Tressa is determined to break the cycle of generational trauma.
She is in recovery, raising her own child and has developed some empathy for her father after her own struggle with addiction. Honie has said that he was not in his “sane” when he killed Benn and can’t remember much of the murder.
Trevia Wall, Benn’s niece, said she has had an “on-and-off” relationship with Tressa for years, but that she has offered her extra support in the lead-up to her father’s death. Wall was among those who testified in favor of Honie’s execution — an outcome she felt was necessary to get justice for her aunt. The two cousins hugged and cried together after the final hearing.
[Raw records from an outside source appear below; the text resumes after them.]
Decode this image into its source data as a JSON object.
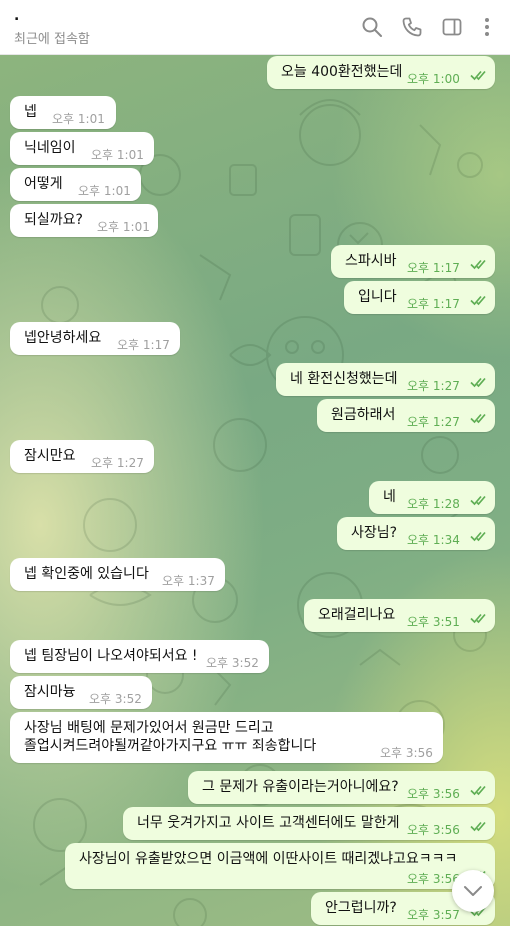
{
  "header": {
    "contact_name": ".",
    "status": "최근에 접속함",
    "icons": [
      "search-icon",
      "phone-icon",
      "sidebar-toggle-icon",
      "more-vertical-icon"
    ]
  },
  "colors": {
    "incoming_bubble": "#ffffff",
    "outgoing_bubble": "#effdde",
    "outgoing_time": "#5fae54",
    "incoming_time": "#a0a0a0"
  },
  "messages": [
    {
      "dir": "out",
      "text": "오늘 400환전했는데",
      "time": "오후 1:00",
      "read": true
    },
    {
      "dir": "in",
      "text": "넵",
      "time": "오후 1:01"
    },
    {
      "dir": "in",
      "text": "닉네임이",
      "time": "오후 1:01"
    },
    {
      "dir": "in",
      "text": "어떻게",
      "time": "오후 1:01"
    },
    {
      "dir": "in",
      "text": "되실까요?",
      "time": "오후 1:01"
    },
    {
      "dir": "out",
      "text": "스파시바",
      "time": "오후 1:17",
      "read": true
    },
    {
      "dir": "out",
      "text": "입니다",
      "time": "오후 1:17",
      "read": true
    },
    {
      "dir": "in",
      "text": "넵안녕하세요",
      "time": "오후 1:17"
    },
    {
      "dir": "out",
      "text": "네 환전신청했는데",
      "time": "오후 1:27",
      "read": true
    },
    {
      "dir": "out",
      "text": "원금하래서",
      "time": "오후 1:27",
      "read": true
    },
    {
      "dir": "in",
      "text": "잠시만요",
      "time": "오후 1:27"
    },
    {
      "dir": "out",
      "text": "네",
      "time": "오후 1:28",
      "read": true
    },
    {
      "dir": "out",
      "text": "사장님?",
      "time": "오후 1:34",
      "read": true
    },
    {
      "dir": "in",
      "text": "넵 확인중에 있습니다",
      "time": "오후 1:37"
    },
    {
      "dir": "out",
      "text": "오래걸리나요",
      "time": "오후 3:51",
      "read": true
    },
    {
      "dir": "in",
      "text": "넵 팀장님이 나오셔야되서요 !",
      "time": "오후 3:52"
    },
    {
      "dir": "in",
      "text": "잠시마늉",
      "time": "오후 3:52"
    },
    {
      "dir": "in",
      "text": "사장님 배팅에 문제가있어서 원금만 드리고",
      "text2": "졸업시켜드려야될꺼같아가지구요 ㅠㅠ 죄송합니다",
      "time": "오후 3:56"
    },
    {
      "dir": "out",
      "text": "그 문제가 유출이라는거아니에요?",
      "time": "오후 3:56",
      "read": true
    },
    {
      "dir": "out",
      "text": "너무 웃겨가지고 사이트 고객센터에도 말한게",
      "time": "오후 3:56",
      "read": true
    },
    {
      "dir": "out",
      "text": "사장님이 유출받았으면 이금액에 이딴사이트 때리겠냐고요ㅋㅋㅋ",
      "time": "오후 3:56",
      "read": true
    },
    {
      "dir": "out",
      "text": "안그럽니까?",
      "time": "오후 3:57",
      "read": true
    }
  ],
  "scroll_down_icon": "chevron-down-icon"
}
“It’s bittersweet,” Wall said in an interview. “Now we can finally move on, we can finally heal, but it’s bitter because I’m grieving for my cousin, his daughter. He put her in the middle, and she was torn between her father and her grandmother.”
Randall Benn, another cousin who supported the family in its bid to execute Honie, said he knows it will close a painful chapter in his life, but open a new one for Tressa. He said he and other family members will be waiting with open arms for when she is ready.
Although Tressa had urged the parole board to commute her father’s death sentence, she plans to attend his execution. About a dozen family members are expected to attend.
“I just want to be there until the end,” she said, “for me and him.”